答えを出してもらうんじゃなくて、私の考えを整理する手伝いをしてほしい。

今の状況:
- IT企業で5年目。開発チームのリーダーをやっている
- 給料は年収500万。不満はないけど上がる見込みも薄い
- 仕事内容は慣れてしまって、新しいことを学んでいる感覚がない
- 上司との関係は良好。チームメンバーとも問題なし
- 残業は月20時間くらい。激務ではない

モヤモヤしていること:
- 「このまま5年続けたら何が残るんだろう」と思う
- でも転職して失敗したらどうしよう、という不安もある
- 本当に辞めたいのか、ただの「飽き」なのかわからない

ステップ2:AIに質問してもらう

ChatGPTに「整理するための質問をして」と頼むと、思考を深める問いを投げてくれます。

この状況を整理するために、私に質問してほしい。
「考えたことがなかった」と思えるような角度の質問がいい。
一度に3つくらいずつ聞いてくれると答えやすい。

「“新しいことを学んでいる感覚がない”とのことですが、もし今の会社で新しいプロジェクトや役割を与えられたら、それで解決しますか?」

「5年後の自分を想像したとき、“こうなっていたい”という具体的なイメージはありますか?」

「転職で”失敗した”と感じる最悪のシナリオは、具体的にどんな状況ですか?」

こうした質問に答えていくと、自分の中の「本当の問題」が浮かび上がってきます。

ステップ3:出た答えを構造化してもらう

やりとりが15分くらい続いたら、ここまでの内容をまとめてもらいます。

ここまでの会話から、私の状況と考えを整理してまとめてほしい。
「転職したい理由」「残りたい理由」「まだ答えが出ていない部分」に分けて。

ChatGPTでキャリア相談をする広がり

ChatGPTに転職相談をすることで自己分析が深まる使い方が広がっています。「話すのが好き」のような曖昧な強みが、対話を通じて「顧客の課題を言語化して整理する力」のように再定義される場面があります。

Indeed Japanなどの転職メディアでも、ChatGPTを転職活動に使う方法として、自己分析・職務経歴書の作成・面接対策が紹介されています。ただし「最新の転職市場の情報には対応していない」「個別事情の考慮が弱い」という限界もあわせて指摘されています。

気をつけたいこと

ChatGPTは「転職しなさい」とも「残りなさい」とも言いません。判断を委ねてはいけないし、委ねることもできません。AIの役割は「思考の整理」であって「意思決定」ではない。最終的に動くかどうかを決めるのは自分自身です。

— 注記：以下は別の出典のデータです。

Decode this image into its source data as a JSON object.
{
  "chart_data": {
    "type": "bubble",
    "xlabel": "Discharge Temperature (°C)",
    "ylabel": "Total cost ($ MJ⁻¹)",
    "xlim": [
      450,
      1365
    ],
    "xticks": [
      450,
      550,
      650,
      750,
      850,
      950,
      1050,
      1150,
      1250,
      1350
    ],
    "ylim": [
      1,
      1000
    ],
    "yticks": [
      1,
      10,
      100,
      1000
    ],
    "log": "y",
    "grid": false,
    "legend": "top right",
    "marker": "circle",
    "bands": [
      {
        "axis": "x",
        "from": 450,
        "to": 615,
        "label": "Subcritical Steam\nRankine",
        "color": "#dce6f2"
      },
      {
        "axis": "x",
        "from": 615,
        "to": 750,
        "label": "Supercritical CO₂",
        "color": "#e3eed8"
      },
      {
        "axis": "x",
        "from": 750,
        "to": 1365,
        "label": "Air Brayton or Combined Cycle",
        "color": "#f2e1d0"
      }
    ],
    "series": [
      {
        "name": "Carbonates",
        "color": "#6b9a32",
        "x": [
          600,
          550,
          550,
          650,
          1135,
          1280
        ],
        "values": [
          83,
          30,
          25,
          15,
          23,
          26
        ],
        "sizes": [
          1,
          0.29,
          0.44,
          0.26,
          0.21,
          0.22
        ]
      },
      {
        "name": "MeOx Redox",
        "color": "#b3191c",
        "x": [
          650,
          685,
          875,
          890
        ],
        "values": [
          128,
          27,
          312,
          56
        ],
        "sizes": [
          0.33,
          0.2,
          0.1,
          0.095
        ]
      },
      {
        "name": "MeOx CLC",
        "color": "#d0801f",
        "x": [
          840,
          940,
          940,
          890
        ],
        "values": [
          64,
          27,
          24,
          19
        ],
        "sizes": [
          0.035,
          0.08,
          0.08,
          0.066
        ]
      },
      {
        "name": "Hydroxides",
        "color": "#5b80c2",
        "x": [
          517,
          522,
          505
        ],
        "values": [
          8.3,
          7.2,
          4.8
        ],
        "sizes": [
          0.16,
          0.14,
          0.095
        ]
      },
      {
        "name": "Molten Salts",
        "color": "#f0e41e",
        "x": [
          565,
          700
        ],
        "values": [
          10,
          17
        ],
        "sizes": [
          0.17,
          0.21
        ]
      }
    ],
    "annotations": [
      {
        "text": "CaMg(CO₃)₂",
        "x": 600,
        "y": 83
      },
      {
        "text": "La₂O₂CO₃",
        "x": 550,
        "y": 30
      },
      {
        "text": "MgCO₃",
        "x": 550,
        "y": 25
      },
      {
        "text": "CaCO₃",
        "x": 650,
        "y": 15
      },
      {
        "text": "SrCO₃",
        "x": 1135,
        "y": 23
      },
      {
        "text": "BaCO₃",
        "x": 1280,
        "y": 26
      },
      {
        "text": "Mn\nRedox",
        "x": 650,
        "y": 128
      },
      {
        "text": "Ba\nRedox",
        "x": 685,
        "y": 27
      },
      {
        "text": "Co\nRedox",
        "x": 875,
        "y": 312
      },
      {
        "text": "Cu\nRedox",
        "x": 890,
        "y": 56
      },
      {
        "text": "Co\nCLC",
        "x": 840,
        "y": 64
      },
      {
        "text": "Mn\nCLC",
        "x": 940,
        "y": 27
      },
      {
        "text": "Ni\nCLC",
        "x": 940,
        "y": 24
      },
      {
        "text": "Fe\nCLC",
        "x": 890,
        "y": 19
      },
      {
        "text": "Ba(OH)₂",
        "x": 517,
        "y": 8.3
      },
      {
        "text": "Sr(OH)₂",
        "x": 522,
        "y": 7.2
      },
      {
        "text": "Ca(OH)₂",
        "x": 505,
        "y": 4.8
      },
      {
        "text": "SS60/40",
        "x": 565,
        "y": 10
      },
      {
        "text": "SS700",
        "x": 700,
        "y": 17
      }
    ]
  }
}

AIとの壁打ちで考えがクリアになったら、次のアクションとして「転職エージェントに一度だけ話を聞いてみる」「社内異動の可能性を上司に相談する」など、小さな一歩を決めるのがおすすめです。

また、深く落ち込んでいるときやメンタルが不安定なときは、AIではなく信頼できる人やカウンセラーに相談してください。AIの「共感」は言葉の上でのものであって、本当の意味で寄り添ってくれるわけではありません。

まとめ

転職の悩みは「考えが整理されていないから答えが出ない」ケースが大半です。ChatGPTに壁打ちすることで、頭の中のモヤモヤが「理由」「不安」「未整理の部分」に分解されます。分解されると、次に何をすべきかが見えてくる。深夜に一人で悩んでスマホを眺めるくらいなら、20分だけChatGPTに話せます。同じところをぐるぐるするループから、一歩だけ前に進めるかもしれません。